L’humanité : le plus prodigieux enchaînement de figures de gymnastique qu’on ait vu, un mouvement ininterrompu, des millions de contorsions successives qui ont permis à la carpe de franchir ces différents anneaux. 

Des contorsions, au sens premier du terme : des échanges amoureux rapides dans des grottes torturées ou sur l’herbe humide, des désirs soudains comme des feux de forêts, des viols par millions dans des cités en flamme, des histoires d’héritages arrangés, la fable de l’amour, les matchs sur Tinder. 

Au fond l’humanité ressemble, si on la considère sous cet angle, étroitement darwinien mais exact, à la page d’accueil d’un site pornographique soigneusement rangé par spécialités sexuelles, ou si l’on préfère, moins prosaïquement, à un nuage de tags, ces mots clés du nouveau discours amoureux. 

Un nuage de tags : la chose est sans doute déjà un peu oubliée. C’était un constellation de mots flottants, comme si on les avait écrits sur la peau d’une méduse transparente, dans un coin des pages web.
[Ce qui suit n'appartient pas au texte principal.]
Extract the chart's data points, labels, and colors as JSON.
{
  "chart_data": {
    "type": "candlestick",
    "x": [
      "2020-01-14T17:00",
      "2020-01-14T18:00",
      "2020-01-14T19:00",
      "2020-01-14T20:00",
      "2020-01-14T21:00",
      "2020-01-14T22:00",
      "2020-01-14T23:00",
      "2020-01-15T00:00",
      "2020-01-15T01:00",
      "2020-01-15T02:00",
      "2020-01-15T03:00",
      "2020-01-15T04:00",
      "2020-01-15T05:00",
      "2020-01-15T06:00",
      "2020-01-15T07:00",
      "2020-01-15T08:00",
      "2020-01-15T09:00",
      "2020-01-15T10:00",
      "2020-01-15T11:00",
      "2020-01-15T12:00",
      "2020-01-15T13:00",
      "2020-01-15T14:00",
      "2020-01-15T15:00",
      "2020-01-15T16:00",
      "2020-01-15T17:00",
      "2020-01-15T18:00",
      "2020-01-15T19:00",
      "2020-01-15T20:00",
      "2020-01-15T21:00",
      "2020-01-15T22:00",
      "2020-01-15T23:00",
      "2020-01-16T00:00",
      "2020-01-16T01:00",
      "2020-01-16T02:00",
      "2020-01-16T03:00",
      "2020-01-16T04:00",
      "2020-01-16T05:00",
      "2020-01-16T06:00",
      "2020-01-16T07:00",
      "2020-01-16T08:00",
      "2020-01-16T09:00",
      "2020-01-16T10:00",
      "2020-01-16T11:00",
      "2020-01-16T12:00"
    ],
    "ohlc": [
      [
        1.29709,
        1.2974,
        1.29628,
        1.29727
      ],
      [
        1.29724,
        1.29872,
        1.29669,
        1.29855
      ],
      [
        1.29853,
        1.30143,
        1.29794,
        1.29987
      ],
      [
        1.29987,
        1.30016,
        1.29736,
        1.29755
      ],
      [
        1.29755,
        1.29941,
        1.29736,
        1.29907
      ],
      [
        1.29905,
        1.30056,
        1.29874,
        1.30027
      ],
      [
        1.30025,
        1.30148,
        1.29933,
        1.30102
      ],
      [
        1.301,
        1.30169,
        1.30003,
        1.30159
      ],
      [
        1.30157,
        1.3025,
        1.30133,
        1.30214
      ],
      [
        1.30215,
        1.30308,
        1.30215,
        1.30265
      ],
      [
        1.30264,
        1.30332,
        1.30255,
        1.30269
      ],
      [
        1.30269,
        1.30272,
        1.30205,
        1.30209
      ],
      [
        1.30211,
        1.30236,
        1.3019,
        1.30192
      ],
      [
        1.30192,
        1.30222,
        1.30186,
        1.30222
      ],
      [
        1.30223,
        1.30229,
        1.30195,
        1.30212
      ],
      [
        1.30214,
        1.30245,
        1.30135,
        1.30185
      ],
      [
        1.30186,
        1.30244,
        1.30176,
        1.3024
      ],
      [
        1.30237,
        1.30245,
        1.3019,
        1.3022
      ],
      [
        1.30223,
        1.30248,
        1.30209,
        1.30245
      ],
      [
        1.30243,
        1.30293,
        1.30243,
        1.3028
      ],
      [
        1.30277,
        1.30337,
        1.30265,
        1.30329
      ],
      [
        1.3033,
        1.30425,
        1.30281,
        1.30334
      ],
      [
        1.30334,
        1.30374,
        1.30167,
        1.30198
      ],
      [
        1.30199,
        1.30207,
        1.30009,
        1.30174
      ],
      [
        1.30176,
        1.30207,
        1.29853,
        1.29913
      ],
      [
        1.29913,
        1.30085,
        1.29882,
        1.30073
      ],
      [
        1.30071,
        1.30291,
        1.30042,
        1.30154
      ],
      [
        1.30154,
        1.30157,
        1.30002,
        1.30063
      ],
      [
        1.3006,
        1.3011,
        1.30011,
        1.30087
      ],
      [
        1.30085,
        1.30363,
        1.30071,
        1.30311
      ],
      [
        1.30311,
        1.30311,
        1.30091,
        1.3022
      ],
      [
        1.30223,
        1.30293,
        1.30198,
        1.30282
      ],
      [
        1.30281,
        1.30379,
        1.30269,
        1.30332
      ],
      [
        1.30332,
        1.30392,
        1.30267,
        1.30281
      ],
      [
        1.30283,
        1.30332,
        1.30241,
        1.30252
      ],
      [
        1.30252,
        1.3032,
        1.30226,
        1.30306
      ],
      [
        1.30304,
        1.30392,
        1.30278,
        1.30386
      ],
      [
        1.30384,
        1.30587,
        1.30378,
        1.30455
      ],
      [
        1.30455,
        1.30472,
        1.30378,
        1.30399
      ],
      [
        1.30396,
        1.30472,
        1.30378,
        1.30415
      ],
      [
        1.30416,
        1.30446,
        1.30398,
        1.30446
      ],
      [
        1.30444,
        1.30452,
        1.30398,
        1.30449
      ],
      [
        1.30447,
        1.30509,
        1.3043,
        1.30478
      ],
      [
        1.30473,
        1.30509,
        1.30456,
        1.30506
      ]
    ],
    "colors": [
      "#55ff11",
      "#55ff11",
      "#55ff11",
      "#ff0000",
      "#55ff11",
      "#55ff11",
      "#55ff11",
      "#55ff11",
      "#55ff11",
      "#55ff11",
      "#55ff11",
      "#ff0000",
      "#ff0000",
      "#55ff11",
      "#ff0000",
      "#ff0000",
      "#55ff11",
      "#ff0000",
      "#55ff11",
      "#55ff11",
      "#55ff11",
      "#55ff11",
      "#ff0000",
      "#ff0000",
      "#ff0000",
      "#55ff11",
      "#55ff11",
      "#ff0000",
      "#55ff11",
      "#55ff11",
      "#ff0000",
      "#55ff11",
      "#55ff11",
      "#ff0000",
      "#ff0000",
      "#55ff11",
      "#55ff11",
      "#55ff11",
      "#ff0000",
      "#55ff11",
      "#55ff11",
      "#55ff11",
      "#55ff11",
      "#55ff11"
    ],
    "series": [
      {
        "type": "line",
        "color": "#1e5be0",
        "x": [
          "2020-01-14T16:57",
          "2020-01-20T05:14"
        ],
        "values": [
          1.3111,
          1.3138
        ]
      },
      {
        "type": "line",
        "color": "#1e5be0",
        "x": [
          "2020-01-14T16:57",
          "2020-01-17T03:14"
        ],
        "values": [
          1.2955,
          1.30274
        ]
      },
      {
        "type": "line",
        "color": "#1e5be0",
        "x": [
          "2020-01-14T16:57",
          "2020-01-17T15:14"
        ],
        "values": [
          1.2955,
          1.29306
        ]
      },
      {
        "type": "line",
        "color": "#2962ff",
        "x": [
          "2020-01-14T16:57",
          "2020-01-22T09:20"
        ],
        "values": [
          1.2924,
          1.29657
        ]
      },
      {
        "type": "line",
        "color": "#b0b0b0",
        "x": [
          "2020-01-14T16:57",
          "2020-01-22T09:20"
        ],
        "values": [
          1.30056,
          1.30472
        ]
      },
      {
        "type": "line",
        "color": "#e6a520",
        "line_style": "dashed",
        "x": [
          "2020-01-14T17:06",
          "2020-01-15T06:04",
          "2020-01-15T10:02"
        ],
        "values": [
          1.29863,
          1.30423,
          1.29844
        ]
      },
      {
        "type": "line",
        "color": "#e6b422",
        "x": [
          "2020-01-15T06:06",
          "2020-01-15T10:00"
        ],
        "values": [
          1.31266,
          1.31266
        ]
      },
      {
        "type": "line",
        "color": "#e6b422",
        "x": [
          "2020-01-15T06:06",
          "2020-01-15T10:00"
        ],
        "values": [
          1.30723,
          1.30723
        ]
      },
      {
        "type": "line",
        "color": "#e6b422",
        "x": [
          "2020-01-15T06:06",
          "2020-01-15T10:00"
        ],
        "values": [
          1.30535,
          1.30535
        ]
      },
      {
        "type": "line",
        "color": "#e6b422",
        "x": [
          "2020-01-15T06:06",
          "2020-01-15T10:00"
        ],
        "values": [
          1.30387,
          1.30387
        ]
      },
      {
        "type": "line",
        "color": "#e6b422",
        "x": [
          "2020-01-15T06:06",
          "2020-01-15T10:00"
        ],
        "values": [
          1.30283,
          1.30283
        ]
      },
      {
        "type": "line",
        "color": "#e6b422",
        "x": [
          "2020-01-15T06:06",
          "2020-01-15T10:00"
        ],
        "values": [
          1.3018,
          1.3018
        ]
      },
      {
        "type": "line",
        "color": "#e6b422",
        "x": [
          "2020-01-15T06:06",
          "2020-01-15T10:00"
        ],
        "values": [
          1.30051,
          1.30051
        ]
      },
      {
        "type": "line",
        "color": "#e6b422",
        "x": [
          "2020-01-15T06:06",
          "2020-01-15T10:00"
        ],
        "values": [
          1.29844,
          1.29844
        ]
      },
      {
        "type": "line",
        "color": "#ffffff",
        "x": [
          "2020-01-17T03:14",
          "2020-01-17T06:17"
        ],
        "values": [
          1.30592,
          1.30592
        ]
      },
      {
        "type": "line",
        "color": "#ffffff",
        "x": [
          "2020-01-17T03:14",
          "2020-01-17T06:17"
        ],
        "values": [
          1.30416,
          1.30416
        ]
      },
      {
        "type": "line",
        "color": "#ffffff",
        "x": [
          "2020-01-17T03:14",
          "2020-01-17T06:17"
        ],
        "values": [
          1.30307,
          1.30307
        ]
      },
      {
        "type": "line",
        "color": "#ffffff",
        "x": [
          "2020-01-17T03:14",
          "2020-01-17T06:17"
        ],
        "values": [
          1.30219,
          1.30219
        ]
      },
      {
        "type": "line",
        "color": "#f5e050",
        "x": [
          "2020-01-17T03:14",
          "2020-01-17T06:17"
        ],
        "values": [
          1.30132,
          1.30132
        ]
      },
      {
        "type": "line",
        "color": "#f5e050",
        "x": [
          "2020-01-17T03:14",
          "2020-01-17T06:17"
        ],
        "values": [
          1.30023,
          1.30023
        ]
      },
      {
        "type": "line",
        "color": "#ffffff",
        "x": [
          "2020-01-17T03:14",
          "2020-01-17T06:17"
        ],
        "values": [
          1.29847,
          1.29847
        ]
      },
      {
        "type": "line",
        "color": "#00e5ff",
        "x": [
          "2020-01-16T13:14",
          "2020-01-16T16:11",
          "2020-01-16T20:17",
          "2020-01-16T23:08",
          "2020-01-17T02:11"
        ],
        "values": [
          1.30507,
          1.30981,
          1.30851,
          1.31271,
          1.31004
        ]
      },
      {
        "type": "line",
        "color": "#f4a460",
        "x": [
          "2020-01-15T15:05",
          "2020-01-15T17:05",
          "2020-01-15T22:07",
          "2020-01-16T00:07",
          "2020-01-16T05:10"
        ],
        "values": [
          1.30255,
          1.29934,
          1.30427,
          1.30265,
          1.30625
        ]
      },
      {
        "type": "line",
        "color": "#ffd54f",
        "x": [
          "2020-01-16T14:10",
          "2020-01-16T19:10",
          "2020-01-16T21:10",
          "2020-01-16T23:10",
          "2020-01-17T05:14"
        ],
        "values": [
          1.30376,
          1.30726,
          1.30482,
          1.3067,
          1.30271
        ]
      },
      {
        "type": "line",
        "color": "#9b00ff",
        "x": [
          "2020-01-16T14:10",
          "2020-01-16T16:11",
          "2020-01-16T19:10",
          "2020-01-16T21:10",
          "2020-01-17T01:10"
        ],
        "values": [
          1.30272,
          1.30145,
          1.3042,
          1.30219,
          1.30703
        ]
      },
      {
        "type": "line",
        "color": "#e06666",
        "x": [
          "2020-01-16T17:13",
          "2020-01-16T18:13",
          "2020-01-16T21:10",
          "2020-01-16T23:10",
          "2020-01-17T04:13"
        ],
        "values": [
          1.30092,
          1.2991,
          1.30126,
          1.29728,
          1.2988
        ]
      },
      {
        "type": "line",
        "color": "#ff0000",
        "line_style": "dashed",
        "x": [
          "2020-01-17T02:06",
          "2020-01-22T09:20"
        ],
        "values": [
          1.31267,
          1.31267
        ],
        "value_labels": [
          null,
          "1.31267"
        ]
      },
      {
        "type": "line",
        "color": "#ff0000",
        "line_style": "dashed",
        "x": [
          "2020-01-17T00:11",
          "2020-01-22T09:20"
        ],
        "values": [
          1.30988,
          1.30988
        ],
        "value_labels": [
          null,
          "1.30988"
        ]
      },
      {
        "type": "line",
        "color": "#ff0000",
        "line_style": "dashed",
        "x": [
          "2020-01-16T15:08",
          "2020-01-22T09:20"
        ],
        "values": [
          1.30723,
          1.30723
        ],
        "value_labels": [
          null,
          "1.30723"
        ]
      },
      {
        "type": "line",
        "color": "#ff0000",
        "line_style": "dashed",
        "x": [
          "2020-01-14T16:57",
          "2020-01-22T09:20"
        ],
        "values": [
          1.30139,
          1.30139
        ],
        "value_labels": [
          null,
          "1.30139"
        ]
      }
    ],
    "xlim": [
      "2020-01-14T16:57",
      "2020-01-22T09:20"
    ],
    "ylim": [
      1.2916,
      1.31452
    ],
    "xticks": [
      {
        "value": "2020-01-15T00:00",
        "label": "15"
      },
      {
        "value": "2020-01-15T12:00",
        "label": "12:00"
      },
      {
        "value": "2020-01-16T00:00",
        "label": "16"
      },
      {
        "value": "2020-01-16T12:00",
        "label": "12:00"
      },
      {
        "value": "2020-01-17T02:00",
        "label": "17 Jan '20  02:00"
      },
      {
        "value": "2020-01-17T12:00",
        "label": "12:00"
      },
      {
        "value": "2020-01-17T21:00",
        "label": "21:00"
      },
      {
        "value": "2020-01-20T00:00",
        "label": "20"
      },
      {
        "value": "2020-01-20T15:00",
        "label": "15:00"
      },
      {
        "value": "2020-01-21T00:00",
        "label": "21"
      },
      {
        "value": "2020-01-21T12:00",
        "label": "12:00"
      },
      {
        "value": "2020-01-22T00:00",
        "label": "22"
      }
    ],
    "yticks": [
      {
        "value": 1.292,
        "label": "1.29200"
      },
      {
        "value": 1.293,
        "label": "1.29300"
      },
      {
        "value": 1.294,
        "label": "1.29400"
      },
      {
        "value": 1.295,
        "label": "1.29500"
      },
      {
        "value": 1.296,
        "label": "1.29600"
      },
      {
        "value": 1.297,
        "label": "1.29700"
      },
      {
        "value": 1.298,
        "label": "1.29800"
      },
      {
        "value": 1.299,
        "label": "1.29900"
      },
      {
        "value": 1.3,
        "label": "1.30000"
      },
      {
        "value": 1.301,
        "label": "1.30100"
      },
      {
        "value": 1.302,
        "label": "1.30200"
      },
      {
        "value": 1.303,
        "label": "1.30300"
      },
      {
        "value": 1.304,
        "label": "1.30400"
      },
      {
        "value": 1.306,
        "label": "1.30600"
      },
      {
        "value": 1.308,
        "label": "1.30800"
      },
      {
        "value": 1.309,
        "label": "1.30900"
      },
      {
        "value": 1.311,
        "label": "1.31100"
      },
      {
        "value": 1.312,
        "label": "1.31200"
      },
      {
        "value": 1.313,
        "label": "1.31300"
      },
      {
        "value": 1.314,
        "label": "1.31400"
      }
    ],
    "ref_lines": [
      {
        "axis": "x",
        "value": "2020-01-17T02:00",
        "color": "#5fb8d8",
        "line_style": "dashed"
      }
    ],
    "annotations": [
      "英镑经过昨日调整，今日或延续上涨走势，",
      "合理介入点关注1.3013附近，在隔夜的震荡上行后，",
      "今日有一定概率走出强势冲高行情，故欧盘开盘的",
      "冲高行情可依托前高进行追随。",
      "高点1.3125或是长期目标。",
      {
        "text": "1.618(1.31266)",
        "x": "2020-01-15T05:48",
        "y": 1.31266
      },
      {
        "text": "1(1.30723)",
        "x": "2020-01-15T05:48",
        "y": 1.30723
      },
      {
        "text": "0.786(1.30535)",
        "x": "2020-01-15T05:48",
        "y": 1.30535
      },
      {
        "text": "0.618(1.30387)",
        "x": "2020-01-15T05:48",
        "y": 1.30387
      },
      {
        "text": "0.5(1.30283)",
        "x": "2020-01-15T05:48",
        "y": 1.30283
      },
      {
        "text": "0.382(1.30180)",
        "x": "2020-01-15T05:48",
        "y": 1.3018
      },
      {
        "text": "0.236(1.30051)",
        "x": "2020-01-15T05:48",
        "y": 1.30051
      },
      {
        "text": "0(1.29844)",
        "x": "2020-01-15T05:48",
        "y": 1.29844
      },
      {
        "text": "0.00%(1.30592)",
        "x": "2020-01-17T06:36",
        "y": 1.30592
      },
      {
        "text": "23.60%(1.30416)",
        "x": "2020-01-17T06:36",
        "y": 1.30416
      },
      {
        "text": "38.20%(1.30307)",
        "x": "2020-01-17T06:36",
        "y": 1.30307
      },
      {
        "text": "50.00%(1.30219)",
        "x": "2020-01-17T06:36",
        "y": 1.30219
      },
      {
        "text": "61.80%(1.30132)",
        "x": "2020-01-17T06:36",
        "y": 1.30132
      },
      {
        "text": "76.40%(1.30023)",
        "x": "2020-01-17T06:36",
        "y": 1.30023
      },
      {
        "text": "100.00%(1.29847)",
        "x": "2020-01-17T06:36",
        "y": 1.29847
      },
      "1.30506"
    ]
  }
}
C’était encore plus beau qu’un calligramme d'Apollinaire, et subtilement érogène. 

A moins d’imaginer à l’autre bout du monde les mains d’un administrateur réseau qui sortirait de son rack, pour une opération de maintenance, le tiroir sur lesquels sont stockés, comme des scarabées à pinces ou des plombs d’imprimerie, tout ces bassins convulsionnaires. 

Un article du Monde racontait justement l’autre jour les invraisemblables batailles d’ego entre anthropologues autour des plus anciens fossiles humains connus. 

L’impression que j’en avais eue, c’était qu’ils jouaient aux osselets avec les reliques de nos ancêtres, ou qu’ils s’amusaient à secouer le plus fort qu’ils pouvaient les tiroirs de leurs confrères — des tiroirs apparemment situés dans le coffre d’une banque à Nairobi plutôt que dans un muséum — pour déranger le plus possible le bel ordonnancement de leurs théories respectives. Le jeu consiste ainsi à prouver que le galbe d’un fémur, l’orientation d’un trou occipital, la structure en forme de bretzel du bassin de l’hominidé rival s’accordent difficilement avec une bipédie régulière : l’hominidé bascule alors dans la famille un peu vexante des proto-chimpanzés. 

A chaque fois que la bête du voisin se redresse un peu trop, on la fait ainsi redescendre d’un petit coup d’article sec frappé contre le bord du tiroir, et les ossements retombent en pagaille. 

J’ai repensé alors aux bassins en désordre du grand tableau kitsch de Tadanori Yokoo et à cette théorie anthropologique pour le moins radicale et encore plus déstabilisante qui voit une contradiction, une impasse évolutionniste, dans le fait que nos cerveaux, de plus en plus gros, passent de moins en moins bien dans des bassins que la station debout a drastiquement resserrés. D’où ces crânes de nourrissons en forme de diaphragmes et cette lente et irréversible augmentation du taux de naissances par césariennes. 

Notre intelligence aurait atteint un palier critique et ces batailles entre anthropologues en sont peut-être le signe le plus net. 

Et si Kim Kardashian, la Vénus callipyge de la télé-réalité, est universellement moquée pour sa bêtise, elle est peut-être notre unique porte de sortie — notre meilleure anthropologue.